Vikrant Varma – Challenges With Unsupervised LLM Knowledge Discovery

Transcript

I'm going to talk about a piece of work that we did a few months ago called Challenges with Unsupervised Language Model Knowledge Discovery. This was work done with all of these wonderful colleagues at DeepMind.


So the first question is, why would you want to discover knowledge at all? Why not ask the model what it knows? This has been covered by a few speakers before as well, but the main problem is that we might train models for performance on something, and not fully understand how they're getting that high performance. And we could try to ask them how they're getting their high performance, and we would get some answers, and we would like other ways of telling whether the answers are good, apart from relying on the model's outputs. And there are reasons why the model might not be entirely forthcoming about the reasons that it's giving to us.


So why do unsupervised discovery of knowledge? The main problem is that we don't have labels for the cases that we're actually interested in, where the risk is higher. And this is because as our AI systems get stronger, it's easier for us to measure their performance on some tasks than it is for us to know the reasons why they're doing those tasks. And so if you don't have labels for those things, then our methods to extract knowledge need to be unsupervised, or we need unsupervised ways of checking the reasons that the model is giving.


One strategy you could have for trying to extract reasons in an unsupervised method, is to do consistency checks. Here's an example of doing this: you might observe that if something's true, then it should satisfy negation consistency. And you might try to employ the strategy of searching for ways of extracting knowledge from the model that satisfy this consistency.

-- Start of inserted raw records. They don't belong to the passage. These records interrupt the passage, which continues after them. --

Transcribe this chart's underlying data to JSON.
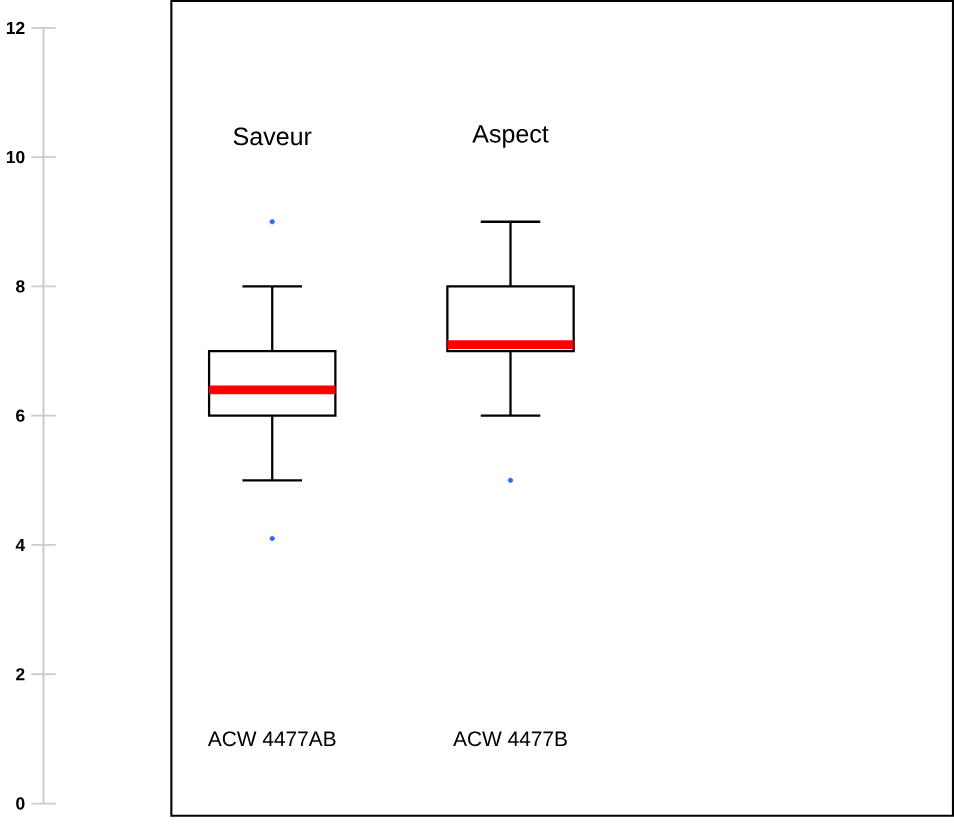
{
  "chart_data": {
    "type": "box",
    "categories": [
      "ACW 4477AB",
      "ACW 4477B"
    ],
    "boxes": [
      {
        "low": 5,
        "q1": 6,
        "median": 6.4,
        "q3": 7,
        "high": 8,
        "outliers": [
          9,
          4.1
        ]
      },
      {
        "low": 6,
        "q1": 7,
        "median": 7.1,
        "q3": 8,
        "high": 9,
        "outliers": [
          5
        ]
      }
    ],
    "color": "#000000",
    "ylim": [
      0,
      12
    ],
    "yticks": [
      0,
      2,
      4,
      6,
      8,
      10,
      12
    ],
    "grid": false,
    "annotations": [
      "Saveur",
      "Aspect"
    ]
  }
}
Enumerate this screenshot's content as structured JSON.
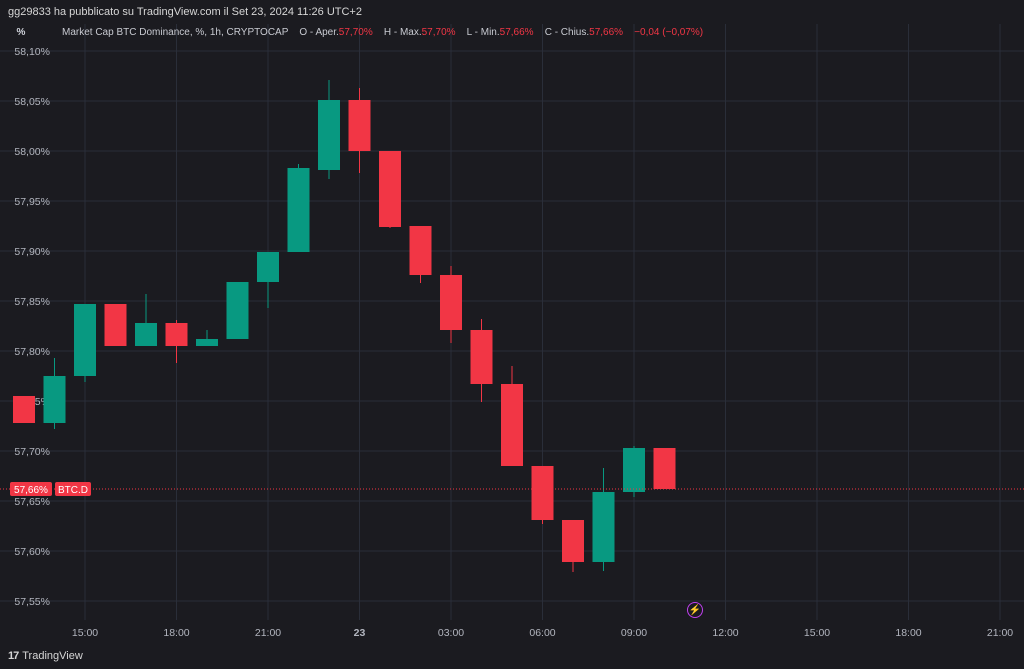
{
  "header": {
    "publisher_line": "gg29833 ha pubblicato su TradingView.com il Set 23, 2024 11:26 UTC+2",
    "percent_button": "%",
    "symbol_desc": "Market Cap BTC Dominance, %, 1h, CRYPTOCAP",
    "open_label": "O - Aper.",
    "open_value": "57,70%",
    "high_label": "H - Max.",
    "high_value": "57,70%",
    "low_label": "L - Min.",
    "low_value": "57,66%",
    "close_label": "C - Chius.",
    "close_value": "57,66%",
    "change_value": "−0,04 (−0,07%)"
  },
  "footer": {
    "brand": "TradingView",
    "brand_mark": "17"
  },
  "colors": {
    "up": "#089981",
    "down": "#f23645",
    "grid": "#2a2e39",
    "background": "#1b1b20",
    "alert": "#c040f0"
  },
  "icons": {
    "alert": "lightning-alert-icon"
  },
  "chart_data": {
    "type": "candlestick",
    "title": "Market Cap BTC Dominance, %, 1h, CRYPTOCAP",
    "ylim": [
      57.53,
      58.12
    ],
    "y_ticks": [
      {
        "v": 58.1,
        "label": "58,10%"
      },
      {
        "v": 58.05,
        "label": "58,05%"
      },
      {
        "v": 58.0,
        "label": "58,00%"
      },
      {
        "v": 57.95,
        "label": "57,95%"
      },
      {
        "v": 57.9,
        "label": "57,90%"
      },
      {
        "v": 57.85,
        "label": "57,85%"
      },
      {
        "v": 57.8,
        "label": "57,80%"
      },
      {
        "v": 57.75,
        "label": "57,75%"
      },
      {
        "v": 57.7,
        "label": "57,70%"
      },
      {
        "v": 57.65,
        "label": "57,65%"
      },
      {
        "v": 57.6,
        "label": "57,60%"
      },
      {
        "v": 57.55,
        "label": "57,55%"
      }
    ],
    "x_ticks": [
      {
        "t": 15,
        "label": "15:00"
      },
      {
        "t": 18,
        "label": "18:00"
      },
      {
        "t": 21,
        "label": "21:00"
      },
      {
        "t": 24,
        "label": "23"
      },
      {
        "t": 27,
        "label": "03:00"
      },
      {
        "t": 30,
        "label": "06:00"
      },
      {
        "t": 33,
        "label": "09:00"
      },
      {
        "t": 36,
        "label": "12:00"
      },
      {
        "t": 39,
        "label": "15:00"
      },
      {
        "t": 42,
        "label": "18:00"
      },
      {
        "t": 45,
        "label": "21:00"
      }
    ],
    "candles": [
      {
        "t": 13,
        "o": 57.755,
        "h": 57.755,
        "l": 57.728,
        "c": 57.728
      },
      {
        "t": 14,
        "o": 57.728,
        "h": 57.793,
        "l": 57.722,
        "c": 57.775
      },
      {
        "t": 15,
        "o": 57.775,
        "h": 57.847,
        "l": 57.769,
        "c": 57.847
      },
      {
        "t": 16,
        "o": 57.847,
        "h": 57.847,
        "l": 57.805,
        "c": 57.805
      },
      {
        "t": 17,
        "o": 57.805,
        "h": 57.857,
        "l": 57.805,
        "c": 57.828
      },
      {
        "t": 18,
        "o": 57.828,
        "h": 57.831,
        "l": 57.788,
        "c": 57.805
      },
      {
        "t": 19,
        "o": 57.805,
        "h": 57.821,
        "l": 57.805,
        "c": 57.812
      },
      {
        "t": 20,
        "o": 57.812,
        "h": 57.869,
        "l": 57.812,
        "c": 57.869
      },
      {
        "t": 21,
        "o": 57.869,
        "h": 57.899,
        "l": 57.843,
        "c": 57.899
      },
      {
        "t": 22,
        "o": 57.899,
        "h": 57.987,
        "l": 57.899,
        "c": 57.983
      },
      {
        "t": 23,
        "o": 57.981,
        "h": 58.071,
        "l": 57.972,
        "c": 58.051
      },
      {
        "t": 24,
        "o": 58.051,
        "h": 58.063,
        "l": 57.978,
        "c": 58.0
      },
      {
        "t": 25,
        "o": 58.0,
        "h": 58.0,
        "l": 57.923,
        "c": 57.924
      },
      {
        "t": 26,
        "o": 57.925,
        "h": 57.925,
        "l": 57.868,
        "c": 57.876
      },
      {
        "t": 27,
        "o": 57.876,
        "h": 57.885,
        "l": 57.808,
        "c": 57.821
      },
      {
        "t": 28,
        "o": 57.821,
        "h": 57.832,
        "l": 57.749,
        "c": 57.767
      },
      {
        "t": 29,
        "o": 57.767,
        "h": 57.785,
        "l": 57.685,
        "c": 57.685
      },
      {
        "t": 30,
        "o": 57.685,
        "h": 57.685,
        "l": 57.627,
        "c": 57.631
      },
      {
        "t": 31,
        "o": 57.631,
        "h": 57.631,
        "l": 57.579,
        "c": 57.589
      },
      {
        "t": 32,
        "o": 57.589,
        "h": 57.683,
        "l": 57.58,
        "c": 57.659
      },
      {
        "t": 33,
        "o": 57.659,
        "h": 57.705,
        "l": 57.654,
        "c": 57.703
      },
      {
        "t": 34,
        "o": 57.703,
        "h": 57.703,
        "l": 57.662,
        "c": 57.662
      }
    ],
    "last_price": {
      "v": 57.662,
      "label": "57,66%",
      "symbol": "BTC.D"
    }
  }
}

Here's a piece of work from OpenAI, from Collin Burns and colleagues, that tries to use this strategy. There's quite a lot on this slide, but I just want to focus on the “are cats mammals?” question. The way this works is you give the model this question, and then you append the word “yes” or “no” at the end of that question, and you look at the internal activations of the model. So you're not relying on the model's outputs at all, you're just doing white box access into the internals. Then you can try to cluster the internal activations based on a full dataset of these contrast pairs and then search for directions that maximally separate these two clusters. And if you do this, it turns out that you can get some promising results that show that in an unsupervised fashion, you discover a direction that corresponds to whether the model thinks the question was yes or no.

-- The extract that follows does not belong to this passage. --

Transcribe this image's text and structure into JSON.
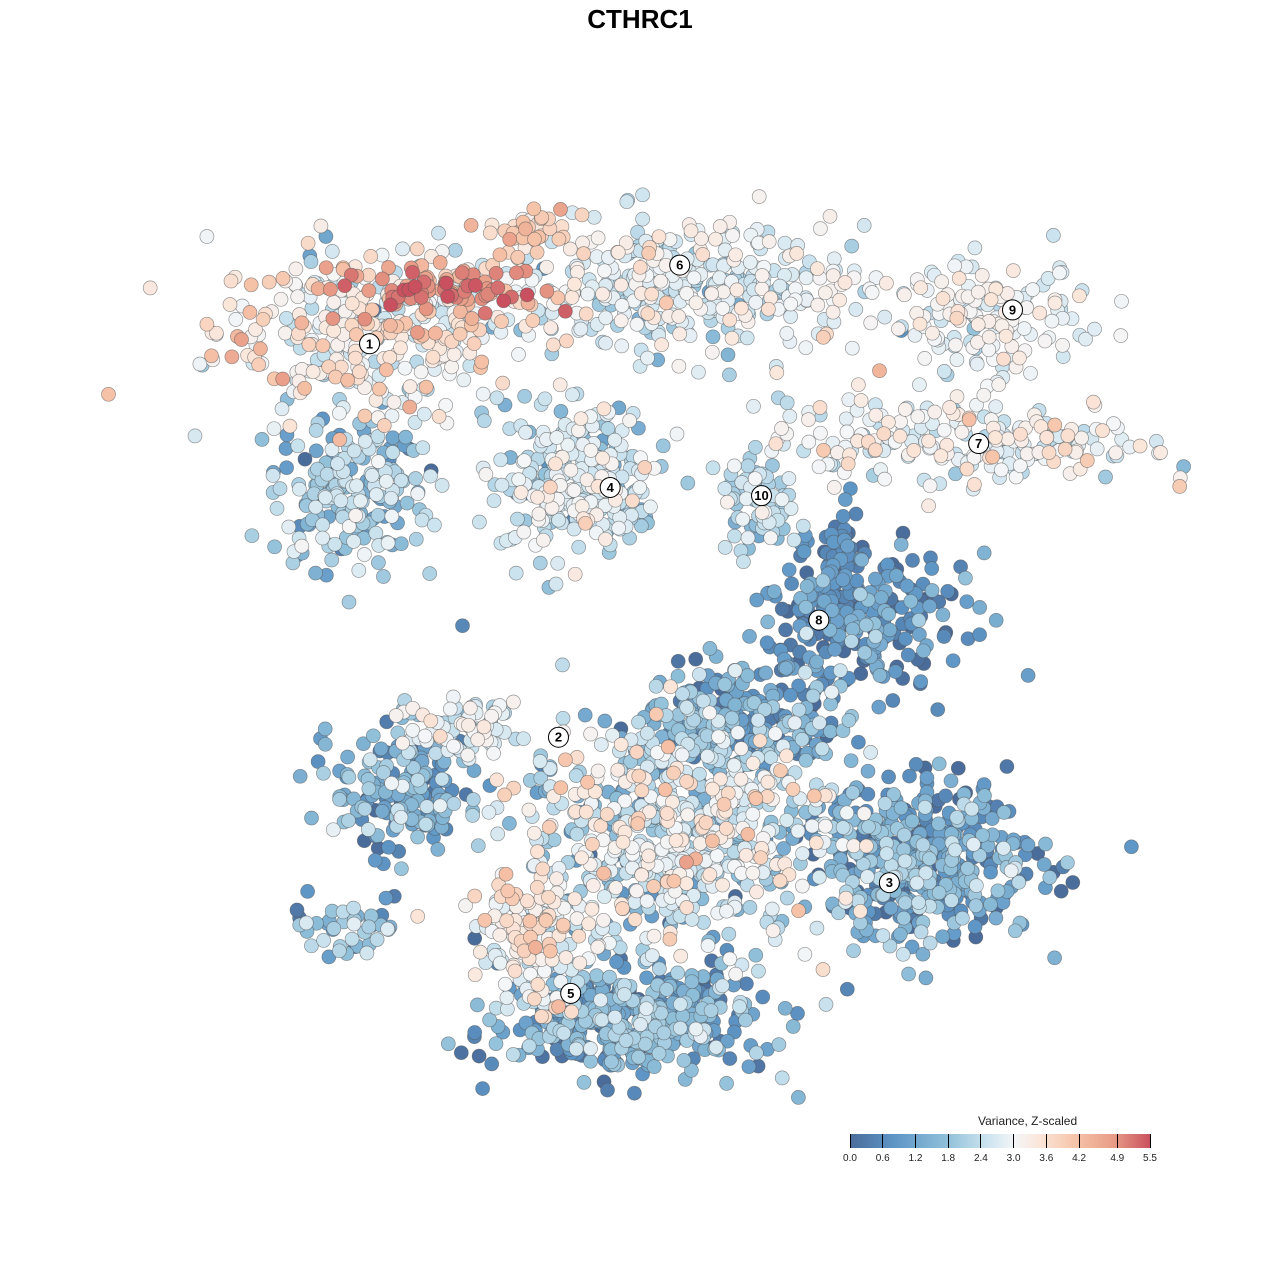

So we were initially pretty optimistic about this kind of approach. And then we started looking into it a bit more and came up with a number of examples where it seemed like this method was much worse than we initially thought. And I think these examples are illustrative of some of the problems of unsupervised discovery methods like this. So here's an example of classifying movie sentiment. So ordinarily you wouldn’t have the “Alice thinks it is…”, normally you would just have the review and then you'd say this review is positive or negative. So that's how you would construct the contrast pair. But you can insert this distracting feature about this unrelated character, Alice, who also happens to have an opinion on the movie review, which is completely uncorrelated from the actual sentiment of the movie review. And you can run this experiment and check, whether the unsupervised probe picks up on the sentiment or whether it picks up on this distractor opinion. And it turns out that the distracting feature is much more prominent for methods like CCS and contrast pairs, which you can see from the much more separated clustering on the right hand side here.


This is another example that I quite like, which is this dataset where you're trying to classify the topic of some entity. So for example, “Phase is an audio company”, and then the choices are, is this opinion about a company or about an animal? And we insert this distracting character called Alice, who is an anti-capitalist who will never answer correctly about companies, but will answer every other topic correctly. And it turns out that about half of the probes that you would train using something like CCS on this kind of dataset would learn the anti-capitalist feature corresponding to Alice rather than the truth feature.


In conclusion, there's a number of challenges with unsupervised knowledge discovery. The main challenge we point out in the paper is that you can search for features that satisfy these consistency properties, but many features satisfy them, not just what we think of as truth. And then, how do we go beyond consistency? So can we use, for example, mech interp to look for features that are represented structurally differently and try to find differences between truth and other things? And we also highlight a number of more speculative outcomes. So, check out our paper.